17 thoughts on “Writing Autism

    1. I don’t believe that they can’t – since I know NTs who do – I just think that for most people it just doesn’t occur to them that life can be different unless they engage with it. Everyone is restricted by their own theory of mind, just we have to confront our differences constantly, and they don’t. Of course you do get some people who simply don’t care, but there are far more who just don’t know.

      I am the eternal optimist!

      Liked by 2 people

      1. Your authentic perspective is wonderfully insightful. I am a mother of 3 boys, 2 of whom have autism. My middle son with ASD is 13 and is wrestling with his diagnosis and wanting to blend in with the “typicals ”. I think he is an amazing kid. I’m biased, of course …. I hope there comes a day when he can truly love and accept his mind for how it is. I love how he thinks and processes information. I wish he could see himself through my eyes.

        Liked by 2 people

        1. That’s so lovely to hear, Sarah. Having a parent love you for who you are and want you to be your authentic self can make all the difference in the world. Being 13 is hard, the last thing you want is to stand out, it can be so difficult to embrace what makes you brilliant 💐

          Liked by 1 person

  1. I actually wrote a poem called “We Can Do Better”. Not just when it comes to autism, but with everything.
    There is one thing I have noticed that is accurate about the portrayal of autistic characters- a complete irreverance towards racial differences. I feel this way myself. I notice societal attitudes towards difference, not the outside view of a person. Whatever the race or gender, a bully is a bully. I do
    think it’s high time the fourth wall of discrimination was knocked down. Ableism is every bit as wrong as racism, sexism or homophobia. That’s the sort of autistic hero we need: the kind who is fighting to end ableism. And yes, race and gender are totally irrelevant.

    Liked by 3 people

  2. Hi Rhi, brilliant post. As I was reading, I was saying, yes, yes, yes! Thank you so much for being an advocate, for speaking with truth and clarity, but most of all, for keeping alive the hope that we can do better if we just listen and engage with each other.

    Liked by 1 person

  3. Great post. Thanks for helping those, who attempt to write about disability but are not themselves disabled, to better understand where they are likely to go wrong. Even (and often, especially) if they follow the best of literary/cinematic/visual art traditions.

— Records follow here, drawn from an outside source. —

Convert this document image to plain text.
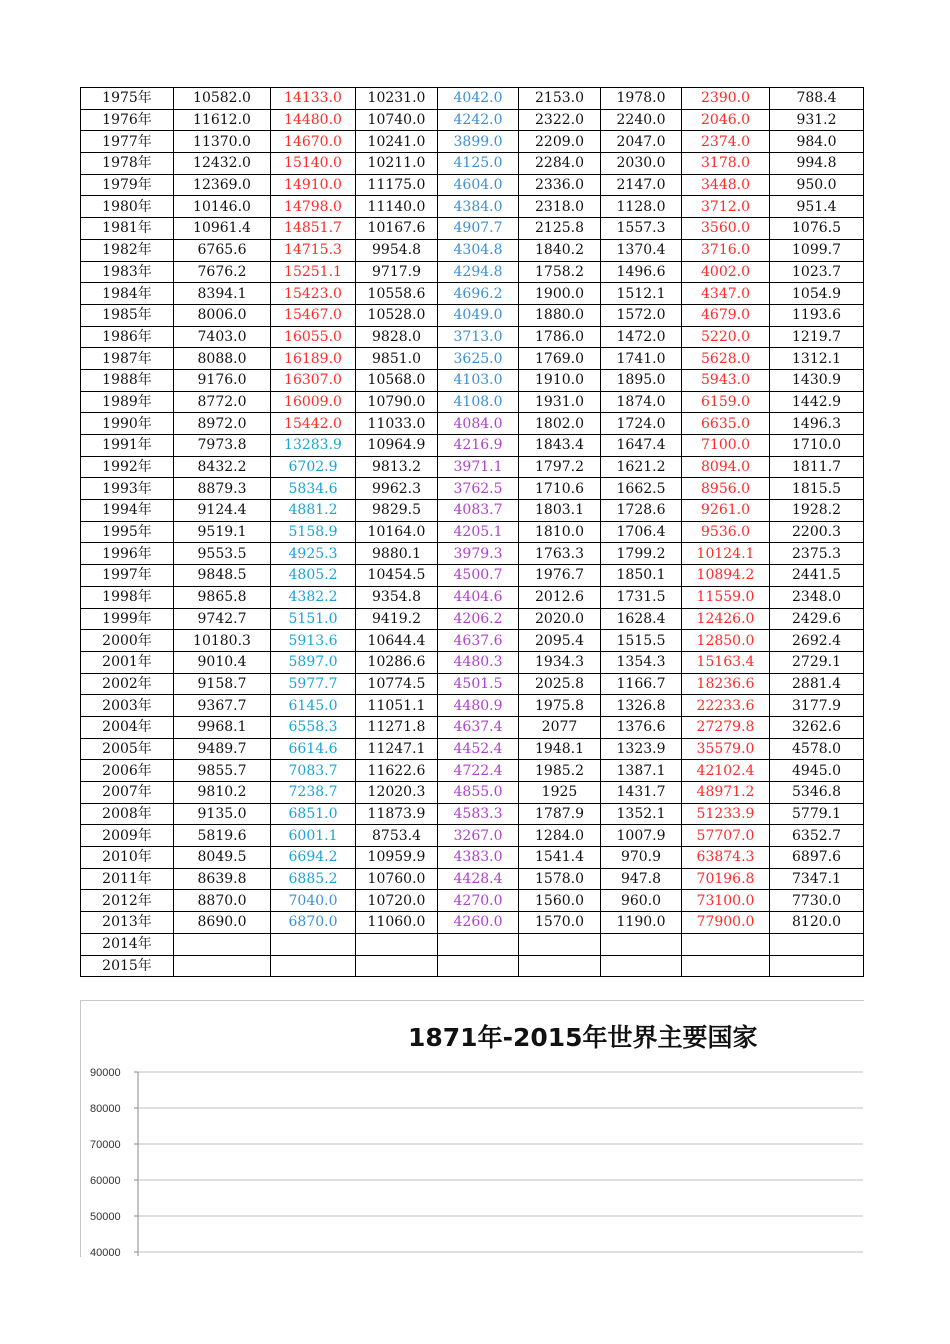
1975年	10582.0	14133.0	10231.0	4042.0	2153.0	1978.0	2390.0	788.4
1976年	11612.0	14480.0	10740.0	4242.0	2322.0	2240.0	2046.0	931.2
1977年	11370.0	14670.0	10241.0	3899.0	2209.0	2047.0	2374.0	984.0
1978年	12432.0	15140.0	10211.0	4125.0	2284.0	2030.0	3178.0	994.8
1979年	12369.0	14910.0	11175.0	4604.0	2336.0	2147.0	3448.0	950.0
1980年	10146.0	14798.0	11140.0	4384.0	2318.0	1128.0	3712.0	951.4
1981年	10961.4	14851.7	10167.6	4907.7	2125.8	1557.3	3560.0	1076.5
1982年	6765.6	14715.3	9954.8	4304.8	1840.2	1370.4	3716.0	1099.7
1983年	7676.2	15251.1	9717.9	4294.8	1758.2	1496.6	4002.0	1023.7
1984年	8394.1	15423.0	10558.6	4696.2	1900.0	1512.1	4347.0	1054.9
1985年	8006.0	15467.0	10528.0	4049.0	1880.0	1572.0	4679.0	1193.6
1986年	7403.0	16055.0	9828.0	3713.0	1786.0	1472.0	5220.0	1219.7
1987年	8088.0	16189.0	9851.0	3625.0	1769.0	1741.0	5628.0	1312.1
1988年	9176.0	16307.0	10568.0	4103.0	1910.0	1895.0	5943.0	1430.9
1989年	8772.0	16009.0	10790.0	4108.0	1931.0	1874.0	6159.0	1442.9
1990年	8972.0	15442.0	11033.0	4084.0	1802.0	1724.0	6635.0	1496.3
1991年	7973.8	13283.9	10964.9	4216.9	1843.4	1647.4	7100.0	1710.0
1992年	8432.2	6702.9	9813.2	3971.1	1797.2	1621.2	8094.0	1811.7
1993年	8879.3	5834.6	9962.3	3762.5	1710.6	1662.5	8956.0	1815.5
1994年	9124.4	4881.2	9829.5	4083.7	1803.1	1728.6	9261.0	1928.2
1995年	9519.1	5158.9	10164.0	4205.1	1810.0	1706.4	9536.0	2200.3
1996年	9553.5	4925.3	9880.1	3979.3	1763.3	1799.2	10124.1	2375.3
1997年	9848.5	4805.2	10454.5	4500.7	1976.7	1850.1	10894.2	2441.5
1998年	9865.8	4382.2	9354.8	4404.6	2012.6	1731.5	11559.0	2348.0
1999年	9742.7	5151.0	9419.2	4206.2	2020.0	1628.4	12426.0	2429.6
2000年	10180.3	5913.6	10644.4	4637.6	2095.4	1515.5	12850.0	2692.4
2001年	9010.4	5897.0	10286.6	4480.3	1934.3	1354.3	15163.4	2729.1
2002年	9158.7	5977.7	10774.5	4501.5	2025.8	1166.7	18236.6	2881.4
2003年	9367.7	6145.0	11051.1	4480.9	1975.8	1326.8	22233.6	3177.9
2004年	9968.1	6558.3	11271.8	4637.4	2077	1376.6	27279.8	3262.6
2005年	9489.7	6614.6	11247.1	4452.4	1948.1	1323.9	35579.0	4578.0
2006年	9855.7	7083.7	11622.6	4722.4	1985.2	1387.1	42102.4	4945.0
2007年	9810.2	7238.7	12020.3	4855.0	1925	1431.7	48971.2	5346.8
2008年	9135.0	6851.0	11873.9	4583.3	1787.9	1352.1	51233.9	5779.1
2009年	5819.6	6001.1	8753.4	3267.0	1284.0	1007.9	57707.0	6352.7
2010年	8049.5	6694.2	10959.9	4383.0	1541.4	970.9	63874.3	6897.6
2011年	8639.8	6885.2	10760.0	4428.4	1578.0	947.8	70196.8	7347.1
2012年	8870.0	7040.0	10720.0	4270.0	1560.0	960.0	73100.0	7730.0
2013年	8690.0	6870.0	11060.0	4260.0	1570.0	1190.0	77900.0	8120.0
2014年								
2015年								
1871年-2015年世界主要国家
90000
80000
70000
60000
50000
40000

    You are charting treacherous territory for us, territory we do not completely understand as outsiders, territory full of landmines that can blow up in our faces, or, worse, harm those we seek to respect and support.

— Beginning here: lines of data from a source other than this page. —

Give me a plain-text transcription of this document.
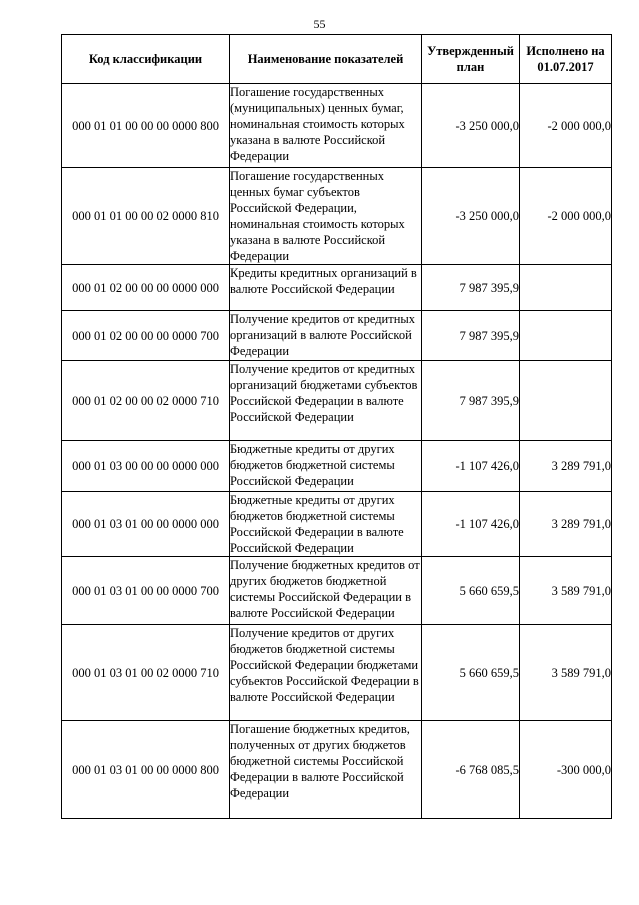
55
Код классификации	Наименование показателей	Утвержденный план	Исполнено на 01.07.2017
000 01 01 00 00 00 0000 800	Погашение государственных (муниципальных) ценных бумаг, номинальная стоимость которых указана в валюте Российской Федерации	-3 250 000,0	-2 000 000,0
000 01 01 00 00 02 0000 810	Погашение государственных ценных бумаг субъектов Российской Федерации, номинальная стоимость которых указана в валюте Российской Федерации	-3 250 000,0	-2 000 000,0
000 01 02 00 00 00 0000 000	Кредиты кредитных организаций в валюте Российской Федерации	7 987 395,9	
000 01 02 00 00 00 0000 700	Получение кредитов от кредитных организаций в валюте Российской Федерации	7 987 395,9	
000 01 02 00 00 02 0000 710	Получение кредитов от кредитных организаций бюджетами субъектов Российской Федерации в валюте Российской Федерации	7 987 395,9	
000 01 03 00 00 00 0000 000	Бюджетные кредиты от других бюджетов бюджетной системы Российской Федерации	-1 107 426,0	3 289 791,0
000 01 03 01 00 00 0000 000	Бюджетные кредиты от других бюджетов бюджетной системы Российской Федерации в валюте Российской Федерации	-1 107 426,0	3 289 791,0
000 01 03 01 00 00 0000 700	Получение бюджетных кредитов от других бюджетов бюджетной системы Российской Федерации в валюте Российской Федерации	5 660 659,5	3 589 791,0
000 01 03 01 00 02 0000 710	Получение кредитов от других бюджетов бюджетной системы Российской Федерации бюджетами субъектов Российской Федерации в валюте Российской Федерации	5 660 659,5	3 589 791,0
000 01 03 01 00 00 0000 800	Погашение бюджетных кредитов, полученных от других бюджетов бюджетной системы Российской Федерации в валюте Российской Федерации	-6 768 085,5	-300 000,0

    And I appreciate your compassionate attitude, as a parent myself. The autistic experience is for sure a difficult one, but to a lesser degree, so is the experience of the autistic parent. And neither one’s account should nullify the value of the other’s experience.

    Liked by 1 person

    1. Thank you. I agree. We all have stories to tell and experiences to share, and it’s so important that we all feel heard. We are all trying to find our ways and the only way forward is to listen to each other. Sometimes we will miscommunicate, sometimes we will make mistakes, sometimes we will feel frustrated, but the second we stop listening it all becomes impossible. We all have our own battles to fight and we all deserve compassion 💐

      Liked by 1 person

      1. One other thing I would like to add is that ableism should be a sackable offence, just like every other form of discrimination. Anyone who believes ableism is wrong needs to call it out and tear any offenders a new one. Now there’s something I would like to see in fictional portrayals of autism. Whether an ableist bigot says something inappropriate, have someone give them a dressing-down and say “I will report you to the anti-discrimination board for that”.